National Horsemen’s Benevolent & Protective Association v. Black, No. 22-10387 (July 5, 2024). The private-nondelegation holding creates a split with the Sixth Circuit.

 

After another Supreme Court term featuring reversals of the Fifth Circuit on standing grounds in high-profile cases, I wrote this op-ed in today’s Dallas Morning News about that recurring issue.

Late last week, Judge Ada Brown from the Northern District of Texas held that the FTC exceeded its authority by its new rule about noncompetition agreements, granted a preliminary injunction, and set the matter for trial in late August. Notably, as of now, the relief granted does not include a nationwide injunction about the rule.

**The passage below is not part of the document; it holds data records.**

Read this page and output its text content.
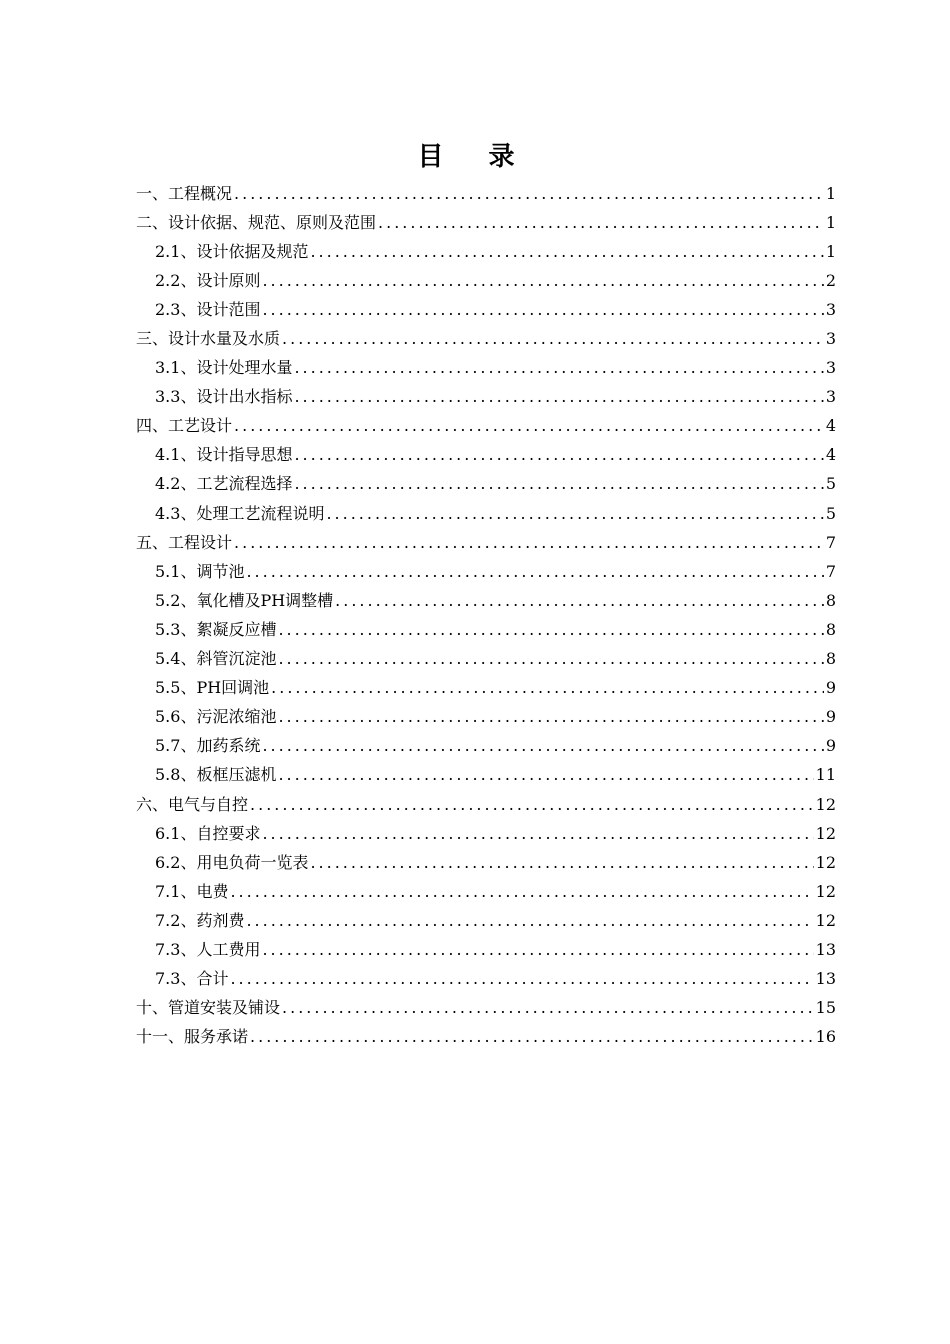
目 录
一、工程概况 .....	1
二、设计依据、规范、原则及范围 .....	1
2.1、设计依据及规范 .....	1
2.2、设计原则 .....	2
2.3、设计范围 .....	3
三、设计水量及水质 .....	3
3.1、设计处理水量 .....	3
3.3、设计出水指标 .....	3
四、工艺设计 .....	4
4.1、设计指导思想 .....	4
4.2、工艺流程选择 .....	5
4.3、处理工艺流程说明 .....	5
五、工程设计 .....	7
5.1、调节池 .....	7
5.2、氧化槽及PH调整槽 .....	8
5.3、絮凝反应槽 .....	8
5.4、斜管沉淀池 .....	8
5.5、PH回调池 .....	9
5.6、污泥浓缩池 .....	9
5.7、加药系统 .....	9
5.8、板框压滤机 .....	11
六、电气与自控 .....	12
6.1、自控要求 .....	12
6.2、用电负荷一览表 .....	12
7.1、电费 .....	12
7.2、药剂费 .....	12
7.3、人工费用 .....	13
7.3、合计 .....	13
十、管道安装及铺设 .....	15
十一、服务承诺 .....	16
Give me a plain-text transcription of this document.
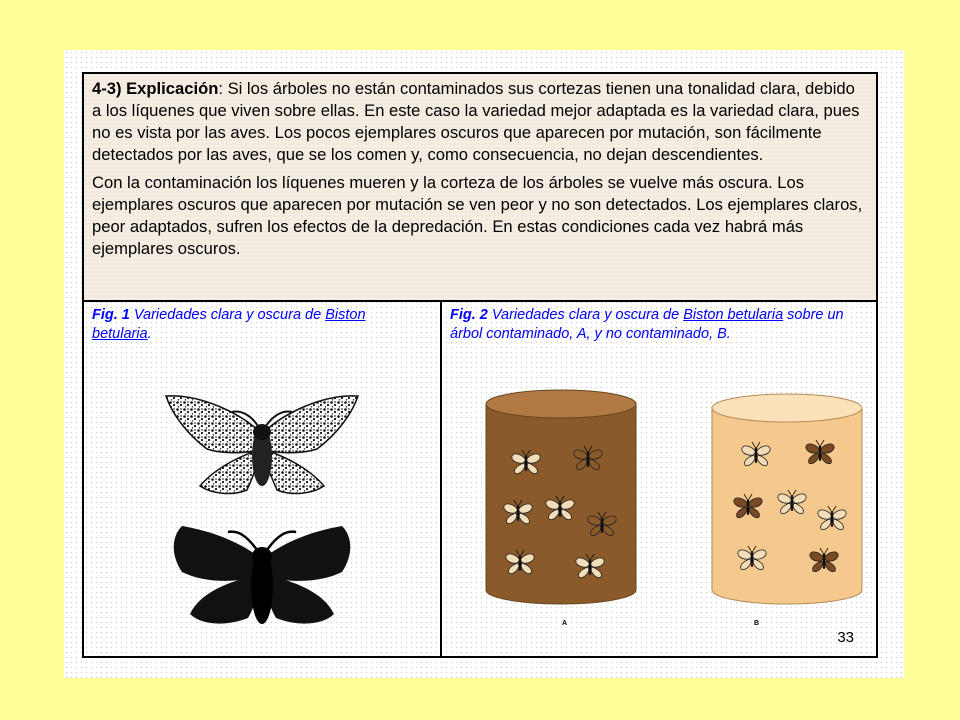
4-3) Explicación: Si los árboles no están contaminados sus cortezas tienen una tonalidad clara, debido a los líquenes que viven sobre ellas. En este caso la variedad mejor adaptada es la variedad clara, pues no es vista por las aves. Los pocos ejemplares oscuros que aparecen por mutación, son fácilmente detectados por las aves, que se los comen y, como consecuencia, no dejan descendientes.

Con la contaminación los líquenes mueren y la corteza de los árboles se vuelve más oscura. Los ejemplares oscuros que aparecen por mutación se ven peor y no son detectados. Los ejemplares claros, peor adaptados, sufren los efectos de la depredación. En estas condiciones cada vez habrá más ejemplares oscuros.

Fig. 1 Variedades clara y oscura de Biston betularia.
Fig. 2 Variedades clara y oscura de Biston betularia sobre un árbol contaminado, A, y no contaminado, B.
A	B
33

A recent mandamus opinion, In re Sealed Petitioner, made this provocative statement about the potential role of a mandamus writ:

But of course, “the federal courts established pursuant to Article III of the Constitution do not render advisory opinions ….” E.g., Pub. Workers v. Mitchell, 330 U.S. 75, 89 (1947). Fortunately, review of the cited case shows that it just states principles about mandamus review that are generally accepted as part of today’s standard practice (citations omitted):

Although the Company correctly observes that mandamus has historically been a drastic remedy generally reserved for really “extraordinary” cases, the federal courts of appeals (as well as the Supreme Court) have shown an increasing willingness in recent years to use the writ as a one-time-only device to “settle new and important problems” that might have otherwise evaded expeditious review. As the District of Columbia Circuit explained … “Schlagenhauf authorizes departure from the final judgment rule when the appellate court is convinced that resolution of an important, undecided issue will forestall future error in trial courts, eliminate uncertainty and add importantly to the efficient administration of justice.”